Я не случайно именно так подала информацию. Если я хочу, чтобы Вика отцепилась от Ника и Зюзи, необходимо было смутить Бажову, посеять в ее голове сомнения в искренности Комова. Фанатики не умеют прощать – черное или белое, ангел или демон. И очень хорошо, что об афере приятеля Комов Вике не рассказал. Это было мне на руку. Упоминать Виктора при Вике я тоже не стала – надо убедить ее, что именно Комов был инициатором шантажа.
А Вика-то купилась.
– Нет, я не знала. – Бажова была не просто смущена. Она была раздавлена. А через две секунды фанатка обрела новую правду. – Вы врете!

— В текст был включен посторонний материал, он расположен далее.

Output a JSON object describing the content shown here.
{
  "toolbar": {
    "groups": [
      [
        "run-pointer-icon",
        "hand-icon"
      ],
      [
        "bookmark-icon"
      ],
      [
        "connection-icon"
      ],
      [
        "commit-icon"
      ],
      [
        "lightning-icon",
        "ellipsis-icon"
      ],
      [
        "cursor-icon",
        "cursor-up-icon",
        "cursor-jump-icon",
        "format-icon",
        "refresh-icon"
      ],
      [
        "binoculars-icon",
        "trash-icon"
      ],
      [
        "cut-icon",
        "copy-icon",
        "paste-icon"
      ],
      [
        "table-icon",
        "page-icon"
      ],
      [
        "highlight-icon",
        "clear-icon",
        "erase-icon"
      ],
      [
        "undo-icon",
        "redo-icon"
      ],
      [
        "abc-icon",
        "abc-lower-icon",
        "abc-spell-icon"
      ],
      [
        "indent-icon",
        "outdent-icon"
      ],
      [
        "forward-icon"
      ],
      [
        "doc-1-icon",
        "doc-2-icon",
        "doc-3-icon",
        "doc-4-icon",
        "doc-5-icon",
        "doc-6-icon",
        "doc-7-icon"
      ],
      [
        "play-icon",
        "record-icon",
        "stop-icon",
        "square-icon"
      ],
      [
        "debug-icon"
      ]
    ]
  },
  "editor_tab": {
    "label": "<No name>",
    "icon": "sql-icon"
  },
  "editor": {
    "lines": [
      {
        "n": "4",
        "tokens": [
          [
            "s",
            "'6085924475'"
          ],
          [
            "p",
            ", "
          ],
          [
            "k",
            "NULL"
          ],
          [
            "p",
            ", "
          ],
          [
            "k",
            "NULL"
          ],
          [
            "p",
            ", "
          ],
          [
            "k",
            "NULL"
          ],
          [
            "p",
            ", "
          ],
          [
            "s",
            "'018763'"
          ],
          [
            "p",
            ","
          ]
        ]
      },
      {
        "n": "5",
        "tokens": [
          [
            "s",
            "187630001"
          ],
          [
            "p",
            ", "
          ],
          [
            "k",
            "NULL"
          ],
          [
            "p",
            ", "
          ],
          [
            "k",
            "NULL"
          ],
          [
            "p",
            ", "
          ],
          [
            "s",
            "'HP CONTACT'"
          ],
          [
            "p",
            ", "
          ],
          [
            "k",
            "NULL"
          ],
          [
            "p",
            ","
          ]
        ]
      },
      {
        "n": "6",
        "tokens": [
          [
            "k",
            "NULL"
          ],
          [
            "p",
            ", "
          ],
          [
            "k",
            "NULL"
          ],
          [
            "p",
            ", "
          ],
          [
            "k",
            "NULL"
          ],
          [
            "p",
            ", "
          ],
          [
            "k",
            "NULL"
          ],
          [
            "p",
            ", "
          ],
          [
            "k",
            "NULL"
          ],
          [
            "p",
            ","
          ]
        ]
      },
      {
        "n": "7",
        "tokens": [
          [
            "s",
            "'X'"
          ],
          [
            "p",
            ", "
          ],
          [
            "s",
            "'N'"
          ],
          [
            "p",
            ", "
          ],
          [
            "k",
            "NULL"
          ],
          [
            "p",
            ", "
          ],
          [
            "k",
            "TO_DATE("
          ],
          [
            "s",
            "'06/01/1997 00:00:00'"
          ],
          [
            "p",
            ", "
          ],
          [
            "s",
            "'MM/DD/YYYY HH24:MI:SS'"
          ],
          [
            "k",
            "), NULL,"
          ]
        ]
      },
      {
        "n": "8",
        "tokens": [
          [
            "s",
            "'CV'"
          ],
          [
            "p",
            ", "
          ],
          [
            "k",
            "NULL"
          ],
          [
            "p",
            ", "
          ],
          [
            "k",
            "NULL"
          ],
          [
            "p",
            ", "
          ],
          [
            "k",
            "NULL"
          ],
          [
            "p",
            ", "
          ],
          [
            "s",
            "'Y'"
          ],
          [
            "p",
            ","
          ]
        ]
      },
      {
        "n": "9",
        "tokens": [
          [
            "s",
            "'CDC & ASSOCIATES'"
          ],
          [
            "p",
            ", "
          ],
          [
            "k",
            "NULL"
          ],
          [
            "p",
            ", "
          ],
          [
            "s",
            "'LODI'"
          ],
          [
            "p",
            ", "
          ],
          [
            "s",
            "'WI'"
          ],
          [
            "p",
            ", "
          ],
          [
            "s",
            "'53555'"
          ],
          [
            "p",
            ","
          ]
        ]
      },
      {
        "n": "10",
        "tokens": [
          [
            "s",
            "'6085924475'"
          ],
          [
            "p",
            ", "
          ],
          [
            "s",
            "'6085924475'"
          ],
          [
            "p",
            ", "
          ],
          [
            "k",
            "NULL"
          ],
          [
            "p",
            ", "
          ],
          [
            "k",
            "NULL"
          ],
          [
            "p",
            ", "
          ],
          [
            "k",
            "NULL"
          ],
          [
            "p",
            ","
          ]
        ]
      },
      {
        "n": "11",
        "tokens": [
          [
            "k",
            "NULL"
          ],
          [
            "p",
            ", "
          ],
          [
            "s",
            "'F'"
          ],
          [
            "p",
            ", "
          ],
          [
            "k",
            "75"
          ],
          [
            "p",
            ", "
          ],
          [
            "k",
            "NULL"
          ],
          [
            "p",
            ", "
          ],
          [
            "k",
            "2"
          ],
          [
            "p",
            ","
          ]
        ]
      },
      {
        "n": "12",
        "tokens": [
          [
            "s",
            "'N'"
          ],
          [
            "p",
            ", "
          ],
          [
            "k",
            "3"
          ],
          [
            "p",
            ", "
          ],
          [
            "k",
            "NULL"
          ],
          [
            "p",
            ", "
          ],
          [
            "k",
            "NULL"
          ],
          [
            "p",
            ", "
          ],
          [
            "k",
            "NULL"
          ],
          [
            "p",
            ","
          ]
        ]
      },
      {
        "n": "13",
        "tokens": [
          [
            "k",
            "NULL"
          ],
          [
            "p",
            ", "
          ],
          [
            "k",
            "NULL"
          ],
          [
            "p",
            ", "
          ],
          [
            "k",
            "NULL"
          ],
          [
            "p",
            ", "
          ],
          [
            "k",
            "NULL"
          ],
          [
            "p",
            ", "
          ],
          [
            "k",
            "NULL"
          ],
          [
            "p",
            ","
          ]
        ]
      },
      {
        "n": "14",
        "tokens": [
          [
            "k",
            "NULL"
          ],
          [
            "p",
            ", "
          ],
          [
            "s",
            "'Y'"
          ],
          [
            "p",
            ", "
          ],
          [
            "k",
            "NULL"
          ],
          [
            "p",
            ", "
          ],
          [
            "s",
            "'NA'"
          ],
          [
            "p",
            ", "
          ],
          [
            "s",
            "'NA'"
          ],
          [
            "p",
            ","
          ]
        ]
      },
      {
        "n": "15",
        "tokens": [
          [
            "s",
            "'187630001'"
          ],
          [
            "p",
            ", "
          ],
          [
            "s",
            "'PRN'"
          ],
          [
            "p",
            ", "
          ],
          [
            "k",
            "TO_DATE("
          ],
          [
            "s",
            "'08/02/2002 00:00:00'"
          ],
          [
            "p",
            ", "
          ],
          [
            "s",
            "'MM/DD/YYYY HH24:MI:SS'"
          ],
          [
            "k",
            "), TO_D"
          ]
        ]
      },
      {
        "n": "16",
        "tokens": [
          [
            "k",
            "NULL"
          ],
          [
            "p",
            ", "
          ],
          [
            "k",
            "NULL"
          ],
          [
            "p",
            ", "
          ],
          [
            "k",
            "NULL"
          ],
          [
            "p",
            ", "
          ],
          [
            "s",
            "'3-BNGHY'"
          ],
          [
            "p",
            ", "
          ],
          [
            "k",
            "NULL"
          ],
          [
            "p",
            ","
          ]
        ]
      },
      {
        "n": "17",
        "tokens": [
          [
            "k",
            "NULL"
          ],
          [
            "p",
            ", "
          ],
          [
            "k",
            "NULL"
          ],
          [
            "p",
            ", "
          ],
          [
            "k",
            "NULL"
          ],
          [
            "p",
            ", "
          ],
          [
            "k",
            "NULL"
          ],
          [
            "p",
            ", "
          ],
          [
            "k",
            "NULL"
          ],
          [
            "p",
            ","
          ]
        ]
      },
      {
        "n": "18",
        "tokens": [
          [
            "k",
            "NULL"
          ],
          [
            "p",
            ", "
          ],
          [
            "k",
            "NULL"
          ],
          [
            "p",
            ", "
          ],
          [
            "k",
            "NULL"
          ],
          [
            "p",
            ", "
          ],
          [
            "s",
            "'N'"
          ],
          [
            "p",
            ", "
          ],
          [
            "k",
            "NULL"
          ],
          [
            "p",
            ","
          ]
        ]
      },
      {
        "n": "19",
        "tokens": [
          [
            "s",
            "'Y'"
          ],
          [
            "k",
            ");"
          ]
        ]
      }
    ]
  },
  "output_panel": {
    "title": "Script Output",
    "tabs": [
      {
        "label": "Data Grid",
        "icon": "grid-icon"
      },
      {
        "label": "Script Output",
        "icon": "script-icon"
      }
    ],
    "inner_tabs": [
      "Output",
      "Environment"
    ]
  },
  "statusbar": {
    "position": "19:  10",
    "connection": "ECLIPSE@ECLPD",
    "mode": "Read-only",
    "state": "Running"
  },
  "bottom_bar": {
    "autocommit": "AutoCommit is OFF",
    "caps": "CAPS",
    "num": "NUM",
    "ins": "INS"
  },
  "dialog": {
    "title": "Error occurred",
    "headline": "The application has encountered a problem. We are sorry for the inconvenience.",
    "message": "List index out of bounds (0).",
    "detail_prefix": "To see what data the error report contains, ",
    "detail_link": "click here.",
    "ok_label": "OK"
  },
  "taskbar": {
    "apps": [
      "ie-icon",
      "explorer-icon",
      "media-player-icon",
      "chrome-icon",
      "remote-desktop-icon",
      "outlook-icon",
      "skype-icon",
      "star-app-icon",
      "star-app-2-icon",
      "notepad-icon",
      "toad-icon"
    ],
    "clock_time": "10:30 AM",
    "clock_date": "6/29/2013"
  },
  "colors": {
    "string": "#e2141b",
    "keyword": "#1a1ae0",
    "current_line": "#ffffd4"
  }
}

– Вообще-то нет. – Ник наконец-то сориентировался. – Три раза мой адвокат, с которой вы неоднократно общались на суде, переводила деньги на специальный счет, для Алексея Комова и его помощников.
– Он бы сказал! Алексей – очень честный человек, я десять лет его знаю, я обо всем в жизни с ним говорила! Он бы мне рассказал, если бы получил от вас деньги. И потом, какие деньги могут оправдать то, что он лучшие свои годы в тюрьме провел?!
Сухарев усмехнулся в своей обычной высокомерной манере, которая всегда меня раздражала, а сейчас казалась как нельзя кстати:
– Виктория, вы хотите сделать разоблачительный материал? А продавать его собираетесь по крайней мере в федеральные издания?
Вика снова возмутилась:
– При чем здесь «продавать»? Я хочу всей стране рассказать, что вы сделали! Как вы человека невиновного в тюрьму засадили.
– Да, – откровенно издеваясь, кивнул Ник. – Конечно, интересная тема. Только понадобятся доказательства, факты. Вы нашли следователей по этому делу? Они подтвердят, что улики против Комова были сфабрикованы?
– Я найду!
– Найдите. Спросите их, как это получилось? Ведь они или не справились со своей задачей, или приняли от меня взятку. Вы ни разу этого не произнесли, но уверены, что я заплатил следователю, судье, кому-то еще, чтобы Комова посадили, а про мою тещу вообще забыли. Думаете, после публикации вы будете со мной судиться? Нет. Вам предъявят обвинение в попытке опорочить наши следственные органы. Кажется, это уголовное дело. Точно я не знаю, вам надо будет у юристов проконсультироваться.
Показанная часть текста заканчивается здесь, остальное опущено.